Querying spatial patterns

Vishwakarma Singh, Arnab Bhattacharya, Ambuj K. Singh. Querying spatial patterns. In Ioana Manolescu, Stefano Spaccapietra, Jens Teubner, Masaru Kitsuregawa, Alain Léger, Felix Naumann, Anastasia Ailamaki, Fatma Özcan, editors, EDBT 2010, 13th International Conference on Extending Database Technology, Lausanne, Switzerland, March 22-26, 2010, Proceedings. Volume 426 of ACM International Conference Proceeding Series, pages 418-429, ACM, 2010. [doi]

Abstract

Spatial data are common in many scientific and commercial domains such as geographical information systems and gene/protein expression profiles. Querying for distribution patterns on such data can discover underlying spatial relationships and suggest avenues for further scientific exploration. Supporting such pattern retrieval requires not only the formulation of an appropriate scoring function for defining relevant connected subregions, but also the design of new access methods that can scale to large databases.

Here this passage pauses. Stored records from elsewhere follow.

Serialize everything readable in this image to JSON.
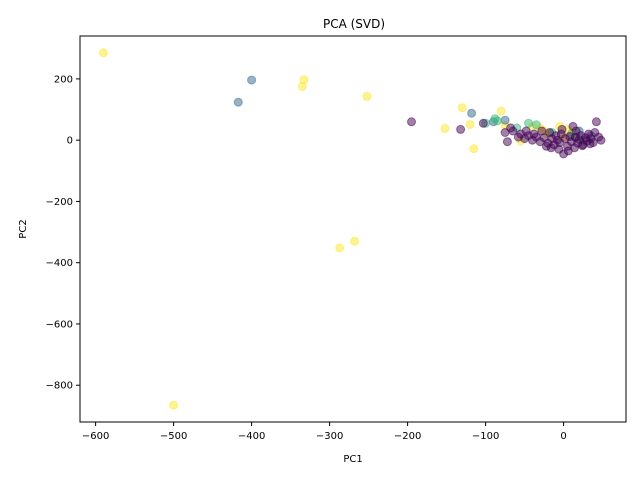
{
  "chart_data": {
    "type": "scatter",
    "title": "PCA (SVD)",
    "xlabel": "PC1",
    "ylabel": "PC2",
    "xlim": [
      -620,
      80
    ],
    "ylim": [
      -920,
      340
    ],
    "xticks": [
      -600,
      -500,
      -400,
      -300,
      -200,
      -100,
      0
    ],
    "yticks": [
      -800,
      -600,
      -400,
      -200,
      0,
      200
    ],
    "xtick_labels": [
      "−600",
      "−500",
      "−400",
      "−300",
      "−200",
      "−100",
      "0"
    ],
    "ytick_labels": [
      "−800",
      "−600",
      "−400",
      "−200",
      "0",
      "200"
    ],
    "grid": false,
    "legend": "none",
    "marker_alpha": 0.5,
    "groups": [
      {
        "color": "#fde725",
        "points": [
          [
            -590,
            285
          ],
          [
            -500,
            -865
          ],
          [
            -333,
            197
          ],
          [
            -335,
            175
          ],
          [
            -252,
            143
          ],
          [
            -287,
            -352
          ],
          [
            -268,
            -330
          ],
          [
            -130,
            106
          ],
          [
            -120,
            51
          ],
          [
            -152,
            38
          ],
          [
            -115,
            -28
          ],
          [
            -80,
            95
          ],
          [
            -75,
            48
          ],
          [
            -55,
            -3
          ],
          [
            -30,
            40
          ],
          [
            -25,
            30
          ],
          [
            -5,
            45
          ],
          [
            0,
            10
          ],
          [
            10,
            25
          ],
          [
            -40,
            45
          ],
          [
            -20,
            20
          ],
          [
            5,
            35
          ]
        ]
      },
      {
        "color": "#31688e",
        "points": [
          [
            -417,
            124
          ],
          [
            -400,
            196
          ],
          [
            -118,
            88
          ],
          [
            -75,
            65
          ],
          [
            -90,
            60
          ],
          [
            20,
            30
          ],
          [
            35,
            15
          ]
        ]
      },
      {
        "color": "#35b779",
        "points": [
          [
            -100,
            55
          ],
          [
            -88,
            70
          ],
          [
            -85,
            63
          ],
          [
            -45,
            55
          ],
          [
            -35,
            50
          ],
          [
            -15,
            25
          ],
          [
            10,
            20
          ],
          [
            15,
            8
          ],
          [
            25,
            0
          ],
          [
            -60,
            40
          ]
        ]
      },
      {
        "color": "#440154",
        "points": [
          [
            -195,
            60
          ],
          [
            -132,
            35
          ],
          [
            -103,
            55
          ],
          [
            -75,
            25
          ],
          [
            -72,
            -5
          ],
          [
            -65,
            30
          ],
          [
            -55,
            20
          ],
          [
            -50,
            5
          ],
          [
            -45,
            15
          ],
          [
            -40,
            0
          ],
          [
            -35,
            10
          ],
          [
            -30,
            -5
          ],
          [
            -25,
            8
          ],
          [
            -20,
            -10
          ],
          [
            -18,
            25
          ],
          [
            -15,
            5
          ],
          [
            -12,
            -15
          ],
          [
            -10,
            15
          ],
          [
            -8,
            0
          ],
          [
            -5,
            -8
          ],
          [
            -3,
            20
          ],
          [
            0,
            -45
          ],
          [
            2,
            5
          ],
          [
            5,
            -20
          ],
          [
            8,
            12
          ],
          [
            10,
            -5
          ],
          [
            12,
            45
          ],
          [
            15,
            10
          ],
          [
            18,
            -10
          ],
          [
            20,
            2
          ],
          [
            22,
            15
          ],
          [
            25,
            -15
          ],
          [
            28,
            8
          ],
          [
            30,
            -3
          ],
          [
            32,
            20
          ],
          [
            35,
            5
          ],
          [
            38,
            -8
          ],
          [
            40,
            25
          ],
          [
            42,
            60
          ],
          [
            45,
            10
          ],
          [
            48,
            0
          ],
          [
            -28,
            30
          ],
          [
            -22,
            -20
          ],
          [
            -16,
            -25
          ],
          [
            -6,
            -30
          ],
          [
            6,
            -35
          ],
          [
            14,
            -25
          ],
          [
            24,
            -18
          ],
          [
            34,
            -12
          ],
          [
            -38,
            20
          ],
          [
            -48,
            30
          ],
          [
            -58,
            10
          ],
          [
            -68,
            40
          ],
          [
            -2,
            35
          ],
          [
            16,
            30
          ]
        ]
      }
    ]
  }
}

In this paper, we propose a solution to this problem of querying significant subregions on spatial data provided as raster images. We design a scoring scheme to measure the similarity of subregions. All the raster images are tiled, and each alignment of the query and a database image produces a tile score matrix. We show that the problem of finding the best connected subregion from this matrix is NP-hard and develop a dynamic programming heuristic. With this heuristic, we develop two index-based scalable search strategies, TARS and SPARS, to query patterns in large data repositories. Experimental results on real image datasets show that TARS offers an 87% improvement for small queries, and SPARS a 52% improvement in runtime for large queries, as compared to linear search. Qualitative tests on real datasets achieve precision of more than 80%.